In 2012 Hatcher countersued Glassman, The Hollywood Reporter covered that:
On April 7, after months of unsuccessfully asking a judge to throw out Glassman’s claims on grounds that the plaintiff destroyed evidence and used privileged information in her lawsuit, Hatcher filed a countersuit against her ex-associate.
According to the cross-complaint, Glassman, after her employment was terminated, broke into ISBE’s computer network using Hatcher’s identity, read Hatcher’s e-mail, changed passwords to various email accounts, deleted some e-mail accounts, altered data in security questions and copied thousands of emails and documents onto her own computer.
The documents on the network included Hatcher’s private financial info; sensitive documents pertaining to ongoing and potential Hatcher litigation; Hatcher’s licensing deals and endorsement disputes; documents regarding Hatcher’s personal life including her health, custody and personal relationships; and documents about Hatcher’s non-Desperate Housewives activity including unpublished scripts and potential projects.

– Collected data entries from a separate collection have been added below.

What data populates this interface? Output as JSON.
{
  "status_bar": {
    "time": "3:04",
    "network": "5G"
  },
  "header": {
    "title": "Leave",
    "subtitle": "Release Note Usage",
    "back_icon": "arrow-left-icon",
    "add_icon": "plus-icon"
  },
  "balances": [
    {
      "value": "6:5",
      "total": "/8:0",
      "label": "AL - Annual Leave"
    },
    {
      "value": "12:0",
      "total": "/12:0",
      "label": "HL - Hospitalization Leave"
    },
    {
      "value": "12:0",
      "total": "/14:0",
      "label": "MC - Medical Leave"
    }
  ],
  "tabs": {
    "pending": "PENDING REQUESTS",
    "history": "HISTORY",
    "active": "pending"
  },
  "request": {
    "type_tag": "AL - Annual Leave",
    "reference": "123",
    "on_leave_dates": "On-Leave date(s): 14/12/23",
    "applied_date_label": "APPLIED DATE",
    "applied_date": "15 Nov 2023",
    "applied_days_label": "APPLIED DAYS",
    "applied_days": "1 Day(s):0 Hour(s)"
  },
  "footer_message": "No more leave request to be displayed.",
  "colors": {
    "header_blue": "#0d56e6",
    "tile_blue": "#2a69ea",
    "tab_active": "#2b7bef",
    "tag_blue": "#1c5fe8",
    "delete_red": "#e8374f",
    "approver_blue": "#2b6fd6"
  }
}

The actress is no stranger to litigation: Her legal past includes defending a lawsuit from Hydroderm over allegedly violating an exclusive endorsement deal by touting a competing lip gloss, suing the Bally’s health club chain for endorsement money owed and making a libel claim against a British tabloid for saying she had sex in a Volkswagen van parked outside of her home.
She now wants at least $100,000 in damages from Glassman for knowingly and without permission hacking into her computer, refusing to return her property and breaching the confidentiality provisions of a consulting contract Glassman had with ISBE.
It looks like that at the end of 2013 the case was dismissed.
Case Summary
Case Number: BC443439
JENNIFER GLASSMAN VS. TERI HATCHER, ET AL
Filing Date: 08/10/2010
Case Type: Fraud (no contract) (General Jurisdiction)
Status: Dismissed – Other 12/09/2013
So with all the other stuff going on Jennifer Glassman continued to be the registrant email for the domain and it expired. With all this stuff going on someone dropped the ball on an important piece of intellectual property. Teri Hatcher is registered in net/org/biz/us and .info, the registrant for .info is regged out until 2024, now that is a true fan. The info is a Network Solutions landing page, get to work on that fan website.
On a lighter note:
Joe Mahoney says
Wow, now that’s dirty dealings. I’m surprised it only went for $232; certainly the perfect domain for a fan page. I guess nobody wanted to roll the dice on that imminent lawsuit fiasco.
SOfreedomains says
I’m also surprised by that amount, it’s too low for that kind of a name , perhaps a lot of people are trying to be extra careful.
Domain Shame says
Good detective work. She needs to more on top of things.